Breckland Council has decided to appeal against a ruling from the Information Commissioner’s Office (ICO) that it must release previously confidential details about its ownership of Barnham Broom Golf Club.

It has done so after Green councillor Timothy Birt lodged a Freedom of Information request with the council, which it refused, before he took the matter to the ICO.

Now, the authority has decided to reject the ruling and take the case to a tribunal.

The council bought the club in 2006 for £7m and spent another £1.2m on taxes and a further £2m doing it up.

And the authority was, as of February 2022, understood to be trying to sell the club for just £2m.

The club has been discussed by councillors at several meetings which the public have been banned from, on the grounds of commercial confidentiality.

It was the details of these discussions, along with the club’s annual rental income over the last decade, which Mr Birt requested in January 2021.

The councillor said Breckland’s decision to appeal against the ruling was “most disappointing” and “feels very much like a delaying tactic”.

“The decision notice issued by the ICO is very clear, there is nothing ambiguous, so I wonder what Breckland's barrister has advised."

He added that the move appeared to go against the so-called 'Nolan principle' of taking decisions in an open and transparent manner.

“This is supposed to be the default and yet I have had to fight every inch of the way against a council who have effectively unlimited resources to resist.

“I wonder how much the barrister cost and how much taking this to a tribunal will be.

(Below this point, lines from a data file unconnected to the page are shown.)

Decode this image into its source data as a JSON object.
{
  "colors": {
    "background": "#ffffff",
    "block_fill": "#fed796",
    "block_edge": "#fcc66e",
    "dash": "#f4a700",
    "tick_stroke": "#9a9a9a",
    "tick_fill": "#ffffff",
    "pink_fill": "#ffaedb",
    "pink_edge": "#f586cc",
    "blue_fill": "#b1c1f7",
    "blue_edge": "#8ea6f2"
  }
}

Is this good use of public money?”

A Breckland Council spokeswoman said the information "has not been made public because we firmly believe that releasing commercially-sensitive information is likely to damage the business of the tenant, could negatively impact the local job market, and may be detrimental to the council’s own commercial interests which in turn will adversely affect the public purse".

She added: "We respect the role of any independent body. However, we have appealed the initial decision as we do not agree with the interpretation of the information, and the appeals process is there for situations such as this.”